Entre 170 mil e 190 mil expatriados do Kosovo vivem na Suíça, ou seja, praticamente 10% da população da província sérvia. É a maior comunidade de expatriados depois da Alemanha.

A Suíça participa desde 1999 da Força Internacional de Paz para o Kosovo (KFOR), sob comando da OTAN. Cerca de 200 soldados suíços da Swisscoy estão atualmente no Kosovo.

A Suíça está entre os principais países doadores ao Kosovo. A Direção de Desenvolvimento e Cooperação (DDC) e a Secretaria Federal de Economia (SECO) investirão 13,9 milhões de francos em projetos no Kosovo em 2008.

Depois da Segunda Guerra Mundial, a província do Kosovo teve um estatuto de autonomia. Esse estatuto é inscrito em 1974 na Constituição da Federação Iugoslava.

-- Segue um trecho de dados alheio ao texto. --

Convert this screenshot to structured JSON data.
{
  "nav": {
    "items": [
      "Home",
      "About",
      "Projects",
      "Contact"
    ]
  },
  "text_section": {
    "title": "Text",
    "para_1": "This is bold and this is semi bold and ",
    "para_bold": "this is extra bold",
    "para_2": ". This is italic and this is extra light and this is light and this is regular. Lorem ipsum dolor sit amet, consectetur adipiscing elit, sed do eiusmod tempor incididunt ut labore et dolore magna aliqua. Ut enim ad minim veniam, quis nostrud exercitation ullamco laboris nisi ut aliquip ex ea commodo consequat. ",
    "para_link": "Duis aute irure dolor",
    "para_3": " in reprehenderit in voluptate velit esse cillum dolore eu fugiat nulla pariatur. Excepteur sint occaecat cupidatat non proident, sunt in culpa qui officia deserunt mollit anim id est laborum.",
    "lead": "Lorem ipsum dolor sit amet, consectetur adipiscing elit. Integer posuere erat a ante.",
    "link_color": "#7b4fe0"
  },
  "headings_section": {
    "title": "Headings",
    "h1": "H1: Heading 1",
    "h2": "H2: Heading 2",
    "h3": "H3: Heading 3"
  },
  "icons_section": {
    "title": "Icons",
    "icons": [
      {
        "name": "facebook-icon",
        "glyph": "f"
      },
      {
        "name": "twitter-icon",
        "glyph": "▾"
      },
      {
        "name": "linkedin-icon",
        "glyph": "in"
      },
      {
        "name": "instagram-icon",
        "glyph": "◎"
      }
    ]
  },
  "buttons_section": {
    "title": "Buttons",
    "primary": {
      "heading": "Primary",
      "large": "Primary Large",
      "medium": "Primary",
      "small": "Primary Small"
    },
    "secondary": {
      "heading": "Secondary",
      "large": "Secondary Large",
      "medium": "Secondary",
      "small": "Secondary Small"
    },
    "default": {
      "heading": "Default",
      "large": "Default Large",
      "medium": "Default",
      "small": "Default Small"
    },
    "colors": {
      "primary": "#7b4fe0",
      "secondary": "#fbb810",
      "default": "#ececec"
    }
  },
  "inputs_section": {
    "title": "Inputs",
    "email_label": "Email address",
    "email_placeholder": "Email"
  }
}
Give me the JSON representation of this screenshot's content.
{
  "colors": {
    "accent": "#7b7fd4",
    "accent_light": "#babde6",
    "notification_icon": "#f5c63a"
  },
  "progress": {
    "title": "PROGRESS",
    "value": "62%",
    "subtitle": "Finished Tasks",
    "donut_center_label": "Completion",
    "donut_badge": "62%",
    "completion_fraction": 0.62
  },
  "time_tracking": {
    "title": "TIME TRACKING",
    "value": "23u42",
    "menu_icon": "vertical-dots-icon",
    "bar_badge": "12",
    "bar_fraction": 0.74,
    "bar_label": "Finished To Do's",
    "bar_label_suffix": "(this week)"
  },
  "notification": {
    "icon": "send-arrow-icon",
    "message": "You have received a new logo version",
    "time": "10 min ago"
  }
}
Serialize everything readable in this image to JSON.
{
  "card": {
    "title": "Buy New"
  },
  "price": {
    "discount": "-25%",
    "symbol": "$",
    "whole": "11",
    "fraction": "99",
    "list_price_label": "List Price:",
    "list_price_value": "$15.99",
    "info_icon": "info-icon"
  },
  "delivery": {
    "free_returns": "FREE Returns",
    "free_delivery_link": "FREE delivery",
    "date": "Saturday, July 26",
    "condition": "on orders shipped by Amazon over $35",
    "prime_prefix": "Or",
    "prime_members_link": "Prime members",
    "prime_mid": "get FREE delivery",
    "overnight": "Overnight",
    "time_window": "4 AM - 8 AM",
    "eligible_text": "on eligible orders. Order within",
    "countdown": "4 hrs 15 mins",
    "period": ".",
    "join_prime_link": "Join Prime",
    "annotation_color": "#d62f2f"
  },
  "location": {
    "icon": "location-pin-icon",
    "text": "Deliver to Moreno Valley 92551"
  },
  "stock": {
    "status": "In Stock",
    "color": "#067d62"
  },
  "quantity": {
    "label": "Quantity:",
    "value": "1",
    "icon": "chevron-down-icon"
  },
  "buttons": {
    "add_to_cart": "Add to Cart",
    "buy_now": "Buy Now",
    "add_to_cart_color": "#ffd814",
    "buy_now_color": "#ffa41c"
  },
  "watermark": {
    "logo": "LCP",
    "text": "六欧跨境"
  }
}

Em 1989, o presidente sérvio Slobodan Milosevic anula o estatuto de autonomia do Kosovo e manda o exército para conter os protestos.

Em 1998, dezenas de milhares de moradores do Kosovo abandonam suas casas depois da ofensiva do exército sérvio contra o Exército de Libertação do Kosovo
(UCK).

Em 1999, a OTAN inicia bombardeiros aéreos contra a Sérvia para encerrar o conflito entre as forças sérvias e os separatistas do UCK.

Depois de dois meses de bombardeios, 50 mil soldados da OTAN são enviados ao Kosovo. A província foi colocada sob administração das Nações Unidas.

Em 2007, o líder separatista Hashim Thaci vence as eleições parlamentares e anuncia que a independência do Kosovo seria brevemente proclamada.